“You’re sitting at home one night and get a phone call that your husband is being medevaced and he’s coming home. They said it was for spinal injuries,” recalled Mandy Spooneybarger, caregiver to her husband, Charles, an Army Veteran.
“You have to live in your new normal. It’s stressful. It’s isolating. You have to let go of what you had. That is the hardest part. Sometimes it takes years. You can find strength from the person you are caring for. If you can, find other support.”
One place to find that support has been the American Legion Auxiliary (ALA), the world’s largest women’s patriotic service organization. The organization recently received a grant from the Elizabeth Dole Foundation’s Hidden Heroes Campaign for innovative and evidence-based programs that address the long-term needs of military caregivers, spouses, parents and loved ones caring for service members and veterans at home.
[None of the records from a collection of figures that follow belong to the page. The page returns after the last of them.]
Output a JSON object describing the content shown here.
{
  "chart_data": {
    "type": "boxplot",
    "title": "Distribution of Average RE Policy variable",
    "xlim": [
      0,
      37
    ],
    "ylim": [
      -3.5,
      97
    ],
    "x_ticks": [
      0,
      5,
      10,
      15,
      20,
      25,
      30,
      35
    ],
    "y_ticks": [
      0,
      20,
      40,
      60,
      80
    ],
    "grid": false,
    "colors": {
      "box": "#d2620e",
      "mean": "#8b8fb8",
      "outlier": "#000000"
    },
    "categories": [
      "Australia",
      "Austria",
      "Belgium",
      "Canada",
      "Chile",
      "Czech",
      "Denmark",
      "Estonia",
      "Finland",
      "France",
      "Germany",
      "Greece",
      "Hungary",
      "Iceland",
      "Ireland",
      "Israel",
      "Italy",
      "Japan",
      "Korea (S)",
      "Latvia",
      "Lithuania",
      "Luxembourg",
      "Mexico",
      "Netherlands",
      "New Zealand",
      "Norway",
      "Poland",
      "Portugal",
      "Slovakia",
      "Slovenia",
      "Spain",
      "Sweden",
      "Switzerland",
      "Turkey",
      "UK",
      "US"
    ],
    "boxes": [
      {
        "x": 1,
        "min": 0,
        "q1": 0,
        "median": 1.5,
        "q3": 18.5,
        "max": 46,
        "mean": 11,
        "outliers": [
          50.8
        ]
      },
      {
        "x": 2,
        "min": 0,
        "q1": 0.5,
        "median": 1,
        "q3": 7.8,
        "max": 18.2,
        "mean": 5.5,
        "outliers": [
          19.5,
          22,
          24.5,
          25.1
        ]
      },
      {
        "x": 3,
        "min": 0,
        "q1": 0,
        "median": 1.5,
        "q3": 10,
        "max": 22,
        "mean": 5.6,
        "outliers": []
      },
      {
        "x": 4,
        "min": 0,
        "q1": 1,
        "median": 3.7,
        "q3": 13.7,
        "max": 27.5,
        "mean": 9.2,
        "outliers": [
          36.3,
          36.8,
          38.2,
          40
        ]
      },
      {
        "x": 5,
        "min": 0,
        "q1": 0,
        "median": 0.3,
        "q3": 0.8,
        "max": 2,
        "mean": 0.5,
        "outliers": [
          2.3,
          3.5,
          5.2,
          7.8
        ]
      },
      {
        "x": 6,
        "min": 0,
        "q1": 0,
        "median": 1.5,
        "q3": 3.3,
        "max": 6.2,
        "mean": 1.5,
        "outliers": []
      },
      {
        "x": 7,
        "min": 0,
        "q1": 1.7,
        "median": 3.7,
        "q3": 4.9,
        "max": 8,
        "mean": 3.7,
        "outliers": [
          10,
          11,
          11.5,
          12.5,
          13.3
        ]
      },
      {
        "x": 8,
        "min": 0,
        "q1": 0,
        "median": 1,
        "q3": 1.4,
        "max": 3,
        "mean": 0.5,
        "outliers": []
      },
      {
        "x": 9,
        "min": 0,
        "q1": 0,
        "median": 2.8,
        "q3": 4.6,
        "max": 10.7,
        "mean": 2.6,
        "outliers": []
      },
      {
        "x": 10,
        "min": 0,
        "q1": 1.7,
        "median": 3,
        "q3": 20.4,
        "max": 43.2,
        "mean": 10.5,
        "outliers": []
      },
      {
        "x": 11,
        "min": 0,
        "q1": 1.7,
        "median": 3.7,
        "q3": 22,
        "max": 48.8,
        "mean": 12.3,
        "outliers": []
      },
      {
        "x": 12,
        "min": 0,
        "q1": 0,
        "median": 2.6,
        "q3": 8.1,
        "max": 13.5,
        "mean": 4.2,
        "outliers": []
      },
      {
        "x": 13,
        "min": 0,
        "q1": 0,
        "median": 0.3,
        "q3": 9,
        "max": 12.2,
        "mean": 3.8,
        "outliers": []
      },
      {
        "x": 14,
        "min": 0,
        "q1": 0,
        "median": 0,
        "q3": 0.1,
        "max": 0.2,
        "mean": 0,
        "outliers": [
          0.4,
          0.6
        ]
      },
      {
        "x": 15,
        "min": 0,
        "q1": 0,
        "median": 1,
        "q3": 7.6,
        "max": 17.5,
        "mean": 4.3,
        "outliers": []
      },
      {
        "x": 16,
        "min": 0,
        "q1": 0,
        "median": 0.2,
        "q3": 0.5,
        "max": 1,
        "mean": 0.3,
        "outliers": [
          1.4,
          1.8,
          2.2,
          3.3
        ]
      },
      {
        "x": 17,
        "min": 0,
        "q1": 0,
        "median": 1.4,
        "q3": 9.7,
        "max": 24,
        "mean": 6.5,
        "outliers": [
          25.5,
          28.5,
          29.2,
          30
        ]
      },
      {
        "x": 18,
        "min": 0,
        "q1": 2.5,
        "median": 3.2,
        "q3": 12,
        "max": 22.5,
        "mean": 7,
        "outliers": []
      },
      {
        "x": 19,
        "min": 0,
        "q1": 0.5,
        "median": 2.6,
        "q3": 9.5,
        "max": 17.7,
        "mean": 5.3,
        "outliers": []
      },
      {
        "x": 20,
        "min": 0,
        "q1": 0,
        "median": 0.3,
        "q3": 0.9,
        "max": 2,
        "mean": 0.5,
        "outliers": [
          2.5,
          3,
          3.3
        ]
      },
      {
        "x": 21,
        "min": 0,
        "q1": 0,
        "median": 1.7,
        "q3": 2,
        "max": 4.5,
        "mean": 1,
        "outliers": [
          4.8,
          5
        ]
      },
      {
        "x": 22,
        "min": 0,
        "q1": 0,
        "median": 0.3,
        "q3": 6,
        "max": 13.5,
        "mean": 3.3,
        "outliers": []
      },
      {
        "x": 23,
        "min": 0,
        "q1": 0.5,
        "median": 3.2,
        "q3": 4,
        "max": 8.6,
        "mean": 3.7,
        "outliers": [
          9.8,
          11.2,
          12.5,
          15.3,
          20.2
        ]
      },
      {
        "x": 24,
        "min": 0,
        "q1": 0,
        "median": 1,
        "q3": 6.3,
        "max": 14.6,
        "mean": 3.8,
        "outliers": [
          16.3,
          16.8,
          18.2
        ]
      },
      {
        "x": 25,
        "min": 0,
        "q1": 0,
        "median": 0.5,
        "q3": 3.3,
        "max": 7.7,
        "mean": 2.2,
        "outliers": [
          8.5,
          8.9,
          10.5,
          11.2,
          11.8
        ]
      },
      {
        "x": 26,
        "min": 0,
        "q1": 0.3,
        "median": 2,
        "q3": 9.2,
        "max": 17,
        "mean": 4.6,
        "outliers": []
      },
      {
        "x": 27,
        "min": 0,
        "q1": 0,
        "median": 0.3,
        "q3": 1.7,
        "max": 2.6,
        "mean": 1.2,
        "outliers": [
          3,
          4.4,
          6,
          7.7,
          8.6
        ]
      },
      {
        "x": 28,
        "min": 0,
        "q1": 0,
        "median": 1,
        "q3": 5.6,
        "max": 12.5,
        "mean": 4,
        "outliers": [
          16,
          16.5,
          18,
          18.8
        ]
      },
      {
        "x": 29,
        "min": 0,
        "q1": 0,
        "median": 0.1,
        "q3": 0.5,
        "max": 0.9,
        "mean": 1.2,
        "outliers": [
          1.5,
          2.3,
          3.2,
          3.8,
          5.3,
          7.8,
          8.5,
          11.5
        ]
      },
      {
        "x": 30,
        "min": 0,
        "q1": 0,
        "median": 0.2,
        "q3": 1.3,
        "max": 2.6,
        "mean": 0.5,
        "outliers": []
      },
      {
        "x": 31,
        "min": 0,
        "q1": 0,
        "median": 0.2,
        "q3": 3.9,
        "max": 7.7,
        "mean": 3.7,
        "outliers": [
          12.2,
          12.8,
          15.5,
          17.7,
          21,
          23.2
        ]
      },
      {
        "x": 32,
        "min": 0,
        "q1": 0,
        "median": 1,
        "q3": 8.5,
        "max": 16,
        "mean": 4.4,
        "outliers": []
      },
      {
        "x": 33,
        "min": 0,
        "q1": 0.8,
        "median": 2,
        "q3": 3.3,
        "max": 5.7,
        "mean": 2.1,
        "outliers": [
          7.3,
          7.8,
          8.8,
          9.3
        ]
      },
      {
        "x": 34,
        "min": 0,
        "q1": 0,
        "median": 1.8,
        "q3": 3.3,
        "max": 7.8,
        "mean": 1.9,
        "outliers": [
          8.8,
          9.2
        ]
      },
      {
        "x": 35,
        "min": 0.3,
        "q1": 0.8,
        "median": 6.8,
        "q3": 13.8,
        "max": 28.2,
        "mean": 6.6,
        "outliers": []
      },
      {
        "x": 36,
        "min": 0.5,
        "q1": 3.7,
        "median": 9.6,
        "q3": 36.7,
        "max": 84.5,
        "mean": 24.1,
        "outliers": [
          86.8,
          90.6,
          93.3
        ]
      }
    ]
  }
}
Veterans depend on caregivers
“The ALA recognizes that many veterans depend daily on their dedicated caregivers,” said Kathy Dungan, national president of the organization. “We recognize how important it is to support caregivers and address the unique stresses they face to help ensure our nation’s heroes are supported for years to come.”
At the National Veterans Creative Arts Festival (NVCAF) last fall, the grant helped the auxiliary provide several opportunities to empower caregivers and provide social support. Respite bags were handed out to each caregiver at registration. Although the event is centered around Veterans, the bags and warm welcomes from auxiliary volunteers and staff made the caregivers feel special. Programs relevant to the needs of military caregivers are typically focused on the service member or veteran, and only incidentally related to the caregiver’s role. There are gaps in needed programs, which the grant helped to address. In addition, the funding provided the opportunity to build skills and confidence as caregivers.
Caregivers need support too
Dolores Kostiw, 71, caregiver to her husband, Steve, an Air Force veteran, said, “I retired two years ago. I’m around to help do what he needs to do, make sure he gets in and out of the shower OK. If he needs help with his shoes or dressing of any sort, I can try and help him with that. It’s very hard because he’s first — I have to make sure he’s OK and everything before I can take care of myself.”
According to a Rand Corp. study, there are more than 5.5 million military and veteran caregivers in the U.S. They spend many hours tending to the visible and invisible injuries or illnesses of their loved ones. In the study, 17 percent of civilian caregivers reported spending more than 40 hours per week providing care; 12 percent of post-9/11 military caregivers and 10 percent of pre-9/11 military caregivers spent more than 40 hours per week.
It’s OK not to be OK and ask for help
“Anger is a big thing. Address that as soon as you can,” said Spooneybarger. “Because that’s the biggest reason I see why people leave their spouses — unresolved anger. They take it out on the only safe place they know — the person holding their hand through the whole process.”
For Kostiw, it’s about finding time for herself.
“More than once, you think, I can’t do this anymore, I want to get out of it, but then he needs something, and I have to be there for him to give it to him,” she said. “Do what you can and if you can’t do it, ask for help.”
Through the educational program and social support opportunities that were offered at the NVCAF, Kostiw and others learned it was OK to not be OK and to ask for help as a caregiver. They had the opportunity to show their emotions in a welcoming environment with others in similar situations. Some also offered suggestions on how to cope, based on their own experiences.